The independent Green Economy Leaders Report for Stockholm, recently released by Phillip Rode from LSE cities program might be interesting to inform and cross reference our progress in Canberra. See http://files.lsecities.net/files/2013/06/LSE-2013-Stockholm-Final-Report-webhighres.pdf
I found the following key finding particularly interesting in the chapter and policy response on market failure:
Built form and sustainable transport integration: ‘Stockholm could consider further ‘push’ policies to reduce car ownership and car use by introducing car-free developments and additional restrictive measures. Related ‘pull’ policies could include the promotion of bus travel (Bus Rapid Transit, bus lanes and bus corridors), further multi-modal integration, and a comprehensive cycle strategy. Finally, significant potential exists for the redistribution of public street space from private car use to public transport and walking with a focus on shifting travel patterns from private motorised to public or non-motorised travel.’

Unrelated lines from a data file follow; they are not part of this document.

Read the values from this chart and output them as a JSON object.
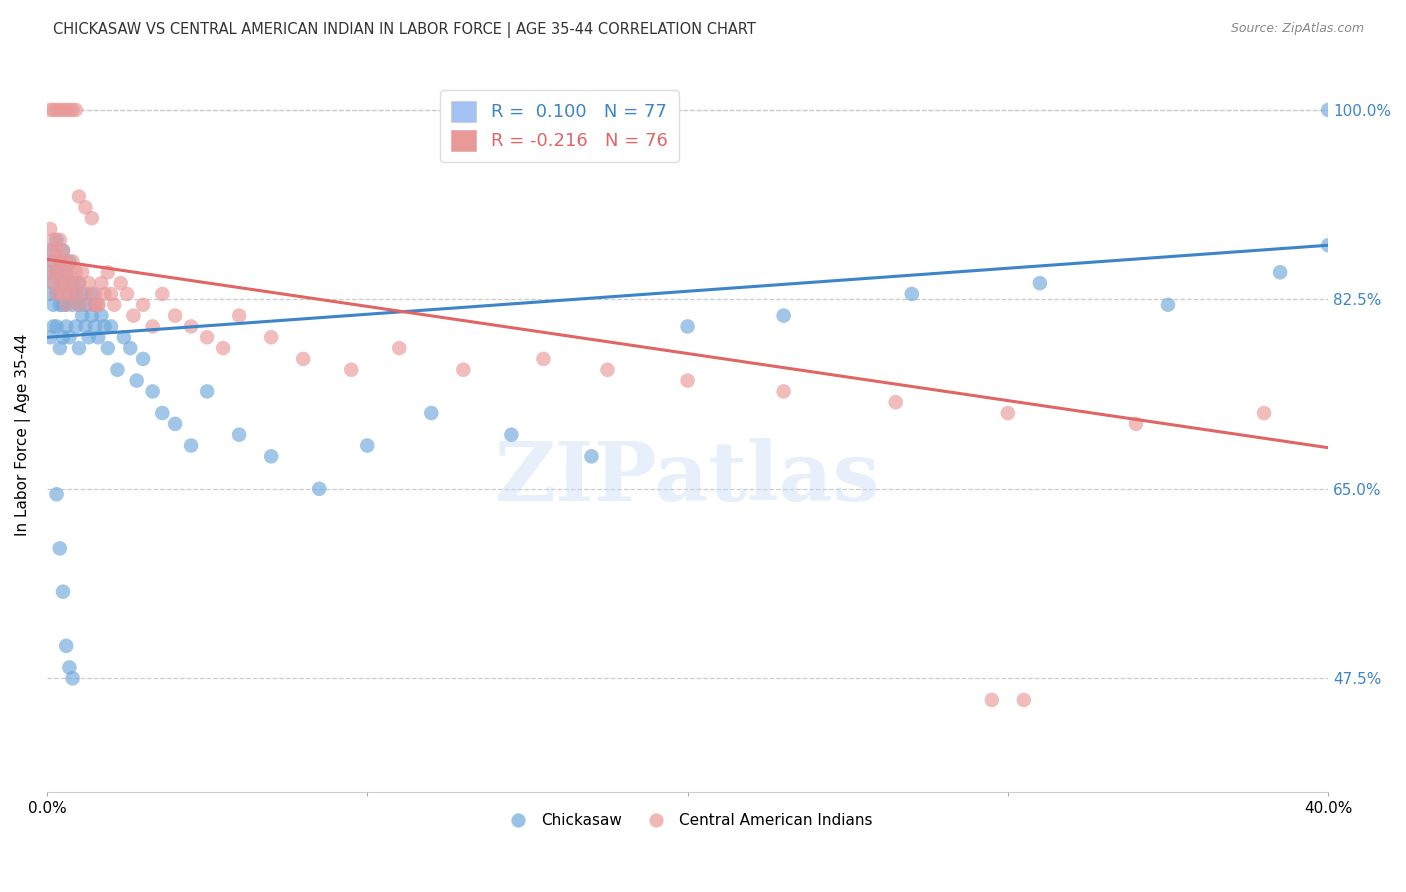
{
  "title": "CHICKASAW VS CENTRAL AMERICAN INDIAN IN LABOR FORCE | AGE 35-44 CORRELATION CHART",
  "source": "Source: ZipAtlas.com",
  "ylabel": "In Labor Force | Age 35-44",
  "ytick_values": [
    0.475,
    0.65,
    0.825,
    1.0
  ],
  "ytick_labels": [
    "47.5%",
    "65.0%",
    "82.5%",
    "100.0%"
  ],
  "xmin": 0.0,
  "xmax": 0.4,
  "ymin": 0.37,
  "ymax": 1.03,
  "blue_color": "#6fa8dc",
  "pink_color": "#ea9999",
  "blue_line_color": "#3d85c8",
  "pink_line_color": "#e06666",
  "legend_blue_box": "#a4c2f4",
  "legend_pink_box": "#ea9999",
  "watermark": "ZIPatlas",
  "background_color": "#ffffff",
  "grid_color": "#cccccc",
  "blue_line_y0": 0.79,
  "blue_line_y1": 0.875,
  "pink_line_y0": 0.862,
  "pink_line_y1": 0.688,
  "chickasaw_x": [
    0.001,
    0.001,
    0.001,
    0.001,
    0.002,
    0.002,
    0.002,
    0.002,
    0.003,
    0.003,
    0.003,
    0.003,
    0.004,
    0.004,
    0.004,
    0.005,
    0.005,
    0.005,
    0.005,
    0.006,
    0.006,
    0.006,
    0.007,
    0.007,
    0.007,
    0.008,
    0.008,
    0.009,
    0.009,
    0.01,
    0.01,
    0.01,
    0.011,
    0.011,
    0.012,
    0.012,
    0.013,
    0.014,
    0.014,
    0.015,
    0.015,
    0.016,
    0.017,
    0.018,
    0.019,
    0.02,
    0.022,
    0.024,
    0.026,
    0.028,
    0.03,
    0.033,
    0.036,
    0.04,
    0.045,
    0.05,
    0.06,
    0.07,
    0.085,
    0.1,
    0.12,
    0.145,
    0.17,
    0.2,
    0.23,
    0.27,
    0.31,
    0.35,
    0.385,
    0.4,
    0.003,
    0.004,
    0.005,
    0.006,
    0.007,
    0.008,
    0.4
  ],
  "chickasaw_y": [
    0.85,
    0.83,
    0.87,
    0.79,
    0.82,
    0.86,
    0.84,
    0.8,
    0.83,
    0.85,
    0.88,
    0.8,
    0.82,
    0.86,
    0.78,
    0.84,
    0.82,
    0.79,
    0.87,
    0.82,
    0.85,
    0.8,
    0.83,
    0.86,
    0.79,
    0.82,
    0.84,
    0.8,
    0.83,
    0.82,
    0.78,
    0.84,
    0.81,
    0.83,
    0.8,
    0.82,
    0.79,
    0.83,
    0.81,
    0.8,
    0.82,
    0.79,
    0.81,
    0.8,
    0.78,
    0.8,
    0.76,
    0.79,
    0.78,
    0.75,
    0.77,
    0.74,
    0.72,
    0.71,
    0.69,
    0.74,
    0.7,
    0.68,
    0.65,
    0.69,
    0.72,
    0.7,
    0.68,
    0.8,
    0.81,
    0.83,
    0.84,
    0.82,
    0.85,
    0.875,
    0.645,
    0.595,
    0.555,
    0.505,
    0.485,
    0.475,
    1.0
  ],
  "central_x": [
    0.001,
    0.001,
    0.001,
    0.002,
    0.002,
    0.002,
    0.003,
    0.003,
    0.003,
    0.004,
    0.004,
    0.004,
    0.005,
    0.005,
    0.005,
    0.006,
    0.006,
    0.006,
    0.007,
    0.007,
    0.008,
    0.008,
    0.009,
    0.009,
    0.01,
    0.01,
    0.011,
    0.012,
    0.013,
    0.014,
    0.015,
    0.016,
    0.017,
    0.018,
    0.019,
    0.02,
    0.021,
    0.023,
    0.025,
    0.027,
    0.03,
    0.033,
    0.036,
    0.04,
    0.045,
    0.05,
    0.055,
    0.06,
    0.07,
    0.08,
    0.095,
    0.11,
    0.13,
    0.155,
    0.175,
    0.2,
    0.23,
    0.265,
    0.3,
    0.34,
    0.38,
    0.001,
    0.002,
    0.003,
    0.004,
    0.005,
    0.006,
    0.007,
    0.008,
    0.009,
    0.01,
    0.012,
    0.014,
    0.016,
    0.295,
    0.305
  ],
  "central_y": [
    0.87,
    0.85,
    0.89,
    0.86,
    0.88,
    0.84,
    0.87,
    0.85,
    0.83,
    0.86,
    0.84,
    0.88,
    0.85,
    0.87,
    0.83,
    0.86,
    0.84,
    0.82,
    0.85,
    0.83,
    0.86,
    0.84,
    0.85,
    0.83,
    0.84,
    0.82,
    0.85,
    0.83,
    0.84,
    0.82,
    0.83,
    0.82,
    0.84,
    0.83,
    0.85,
    0.83,
    0.82,
    0.84,
    0.83,
    0.81,
    0.82,
    0.8,
    0.83,
    0.81,
    0.8,
    0.79,
    0.78,
    0.81,
    0.79,
    0.77,
    0.76,
    0.78,
    0.76,
    0.77,
    0.76,
    0.75,
    0.74,
    0.73,
    0.72,
    0.71,
    0.72,
    1.0,
    1.0,
    1.0,
    1.0,
    1.0,
    1.0,
    1.0,
    1.0,
    1.0,
    0.92,
    0.91,
    0.9,
    0.82,
    0.455,
    0.455
  ]
}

Cost/benefit analysis: Narrow cost benefit analyses on the impact of green policies on economic growth often fail to provide the whole economic picture; both the socio-economic costs of negative externalities (eg from climate change and local pollution) and the wider benefits that green cities can foster (eg attracting young entrepreneurs and skilled professionals through a green, high tech urban environment) are generally underestimated or entirely ignored. Indirect costs of green policies on the wider economy are also challenging to measure quantitatively.
Public private partnership: ‘In many cases, an efficient mechanism for public investment in green growth is through public private partnerships, with public funds leveraging investment from the private sector. Partnerships are not only effective means of raising capital, but also vehicles for knowledge sharing and collaboration innovation for solving technological challenges that no one firm, research institute or government department can solve alone. Examples include public private waste policy programmes in Durban, eco-district innovations in Portland, Oregon and the city governments of London and Berlin bringing together the large range of actors needed to make electric mobility succeed economically and environmentally.’